Managing Multiple Instances of Analysis Services
Other than sharing the same computer hardware resources, each instance of Microsoft SQL Server Analysis Services is completely independent, with independent executables, properties, security models, databases, cubes, and so on. Each instance can be stopped and started independently. Having multiple instances of Analysis Services on a single computer can provide many benefits, including the ability to test applications, fixes, and service packs on a secondary instance on the same computer before you implement them on the primary instance, and to run applications on separate instances with different server configuration properties. However, as all instances on a single computer share the same memory resources, instances that exist only for testing purposes should be configured to start manually in order to conserve memory for the primary instance.
Each instance of Analysis Services must also have its own port through which clients can connect. This port can either be manually assigned by an Analysis Services administrator or selected dynamically by Analysis Services at startup from the first port available. Regardless of whether the port is manually or dynamically configured, Analysis Services clients are required to have to be able to identify and connect to the port associated with the appropriate instance of Analysis Services.
The Port server property for an instance of Analysis Services determines the port number on which the instance listens for client connections. The Port property has a default value of 0. This means that the instance uses the default port, 2383. An Analysis Services administrator can change the default port value to a specific port number or can leave the default value as is. If set to the default value, the instance tries to use the default port, 2383. If the default port is already used by another instance, Analysis Services picks the first available port from a dynamic range of ports and assigns this port to the instance. Analysis Services also records the port number and the instance name with SQL Server Browser, which is the service that handles lookup of named instances.
To information about how to change the Port server property, see Setting Server Configuration Properties
Unless an Analysis Services client specifies a port number, the client tries to connect to the instance of Analysis Services on port 2383. If an Analysis Services client wants to connect to a named instance of Analysis Services that is listening on another port number, then the client either has to specify the exact port being used by the named instance, or is directed to the Analysis Services redirector service on port 2382. The Analysis Services redirector service is part of SQL Server Browser and maintains a record of the port number for each instance of Analysis Services that is running on the computer.
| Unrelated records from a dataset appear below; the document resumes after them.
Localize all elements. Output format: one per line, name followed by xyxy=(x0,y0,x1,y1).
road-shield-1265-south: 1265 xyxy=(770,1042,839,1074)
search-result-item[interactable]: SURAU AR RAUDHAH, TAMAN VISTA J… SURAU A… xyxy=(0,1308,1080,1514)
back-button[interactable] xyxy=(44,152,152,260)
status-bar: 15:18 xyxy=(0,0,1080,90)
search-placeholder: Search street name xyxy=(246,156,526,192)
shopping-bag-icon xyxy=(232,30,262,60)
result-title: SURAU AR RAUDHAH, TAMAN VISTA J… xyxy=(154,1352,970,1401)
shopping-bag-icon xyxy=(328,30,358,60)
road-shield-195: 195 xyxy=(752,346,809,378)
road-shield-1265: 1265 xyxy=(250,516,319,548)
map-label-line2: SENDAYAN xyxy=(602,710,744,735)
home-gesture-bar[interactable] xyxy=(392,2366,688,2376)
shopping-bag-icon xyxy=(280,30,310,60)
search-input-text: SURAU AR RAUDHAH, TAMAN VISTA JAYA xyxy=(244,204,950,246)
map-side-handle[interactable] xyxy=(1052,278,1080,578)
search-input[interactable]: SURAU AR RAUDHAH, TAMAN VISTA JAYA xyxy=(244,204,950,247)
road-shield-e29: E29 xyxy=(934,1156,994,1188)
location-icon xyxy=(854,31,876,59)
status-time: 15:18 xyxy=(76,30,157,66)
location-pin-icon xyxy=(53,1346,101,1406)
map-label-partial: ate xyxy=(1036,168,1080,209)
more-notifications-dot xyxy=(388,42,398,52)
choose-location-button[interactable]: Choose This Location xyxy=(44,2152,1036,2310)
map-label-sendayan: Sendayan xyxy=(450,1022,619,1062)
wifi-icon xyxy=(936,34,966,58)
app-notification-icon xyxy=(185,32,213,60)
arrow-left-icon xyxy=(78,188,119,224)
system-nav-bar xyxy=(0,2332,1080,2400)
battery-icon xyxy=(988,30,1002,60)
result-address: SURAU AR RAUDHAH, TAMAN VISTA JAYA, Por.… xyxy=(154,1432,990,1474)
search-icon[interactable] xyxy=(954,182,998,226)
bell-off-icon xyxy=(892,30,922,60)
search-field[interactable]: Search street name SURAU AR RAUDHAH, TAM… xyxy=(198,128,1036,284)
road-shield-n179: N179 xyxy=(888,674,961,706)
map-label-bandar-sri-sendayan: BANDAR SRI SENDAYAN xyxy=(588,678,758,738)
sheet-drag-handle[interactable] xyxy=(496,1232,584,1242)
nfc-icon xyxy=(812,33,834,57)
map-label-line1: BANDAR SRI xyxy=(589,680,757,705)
The redirector service redirects client requests from port 2382 to the appropriate port for the named instance.
If an Analysis Services client will be connecting over the Internet to an Analysis Services instance that is running on a dynamically assigned port, either port 2382 must be open on the firewall so that the client can to connect to the SQL Server Browser to be redirected to the named instance, or the port that is used by the named instance must be open on the firewall and the client must be configured to connect directly to this port.
Although SQL Server Browser knows the port assigned to each instance of Analysis Services, an instance can be hidden from clients that do not supply the specific port number for the instance. To hide an instance, set the InstanceVisible server property to 0. When the InstanceVisible server property is set to 0, SQL Server Browser will not connect a client to a named instance if the client does not specify a specific port number. For more information about how to change the InstanceVisible server property, see Setting Server Configuration Properties.
Regardless of whether a client has permissions for any Analysis Services instances on a computer, a client can query SQL Server Browser for a list of available instances on that computer. The list supplied by SQL Server Browser includes all available instances, except those instances that have been hidden.